Sur les dépens et frais irrépétibles
Le sens du présent arrêt conduit à la confirmation du jugement en ses dispositions relatives aux dépens de première instance, partagés par moitié entre les parties, et aux frais irrépétibles, au titre desquels les demandes des parties ont été rejetées.
Ajoutant au jugement, la Cour laissera à la charge de chacune des parties, qui toutes succombent en cause d’appel, les dépens d’appel par elles supportées, conformément aux dispositions de l’article 696 du code de procédure civile.

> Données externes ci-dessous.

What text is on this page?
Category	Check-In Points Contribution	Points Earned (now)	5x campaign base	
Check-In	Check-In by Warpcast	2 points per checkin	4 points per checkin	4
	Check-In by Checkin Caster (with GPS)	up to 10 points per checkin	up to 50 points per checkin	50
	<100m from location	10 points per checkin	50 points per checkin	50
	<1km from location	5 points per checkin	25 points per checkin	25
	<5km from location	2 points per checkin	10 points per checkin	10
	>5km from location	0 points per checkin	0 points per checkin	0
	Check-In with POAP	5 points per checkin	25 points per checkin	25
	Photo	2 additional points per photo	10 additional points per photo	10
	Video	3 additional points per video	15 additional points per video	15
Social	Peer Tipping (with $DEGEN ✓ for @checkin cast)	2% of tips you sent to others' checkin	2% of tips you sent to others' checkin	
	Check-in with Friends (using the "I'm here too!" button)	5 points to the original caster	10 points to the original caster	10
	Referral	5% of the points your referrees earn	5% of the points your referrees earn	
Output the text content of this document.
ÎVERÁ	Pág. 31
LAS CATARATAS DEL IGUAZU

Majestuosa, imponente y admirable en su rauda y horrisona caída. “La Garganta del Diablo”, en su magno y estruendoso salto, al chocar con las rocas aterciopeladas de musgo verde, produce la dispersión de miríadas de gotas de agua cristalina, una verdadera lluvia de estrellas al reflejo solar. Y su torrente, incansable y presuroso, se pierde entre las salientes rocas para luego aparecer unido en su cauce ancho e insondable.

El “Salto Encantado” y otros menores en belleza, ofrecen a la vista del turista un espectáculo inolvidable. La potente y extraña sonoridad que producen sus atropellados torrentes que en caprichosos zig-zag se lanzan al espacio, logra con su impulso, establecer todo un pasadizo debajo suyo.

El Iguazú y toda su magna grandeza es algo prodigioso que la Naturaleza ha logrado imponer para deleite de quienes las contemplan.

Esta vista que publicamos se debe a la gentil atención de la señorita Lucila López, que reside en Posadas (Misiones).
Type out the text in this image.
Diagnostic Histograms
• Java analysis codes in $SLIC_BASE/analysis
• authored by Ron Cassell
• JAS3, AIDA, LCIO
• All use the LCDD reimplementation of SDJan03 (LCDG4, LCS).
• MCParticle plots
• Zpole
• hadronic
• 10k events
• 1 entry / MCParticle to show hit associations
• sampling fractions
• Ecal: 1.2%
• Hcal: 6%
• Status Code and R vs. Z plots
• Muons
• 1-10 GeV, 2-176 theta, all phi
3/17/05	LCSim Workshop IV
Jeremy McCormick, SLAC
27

Tenues au paiement de leurs propres dépens, aucune des parties ne sera indemnisée au titre des frais exposés devant la Cour et non compris dans les dépens, en application de l’article 700 du code de procédure civile.
PAR CES MOTIFS,
La Cour,
Vu le jugement du 20 février 2018 du tribunal de grande instance de Paris (RG n°15/9886),
CONFIRME le jugement en toutes ses dispositions,
Y ajoutant,
DEBOUTE Monsieur [K] [Y] [L] de l’ensemble des prétentions formulées en cause d’appel à l’encontre de la SARL SDT PAGES II et de la SARL ARGUS TAXIS,
DEBOUTE la SARL SDT PAGES II de sa demande en paiement actualisée de loyers en cause d’appel,
DIT que chacune des parties gardera la charge des dépens d’appel par elle exposés,
DEBOUTE Monsieur [K] [Y] [L], la SARL SDT PAGES II et la SARL ARGUS TAXIS de leurs demandes d’indemnisation de leurs frais irrépétibles d’appel.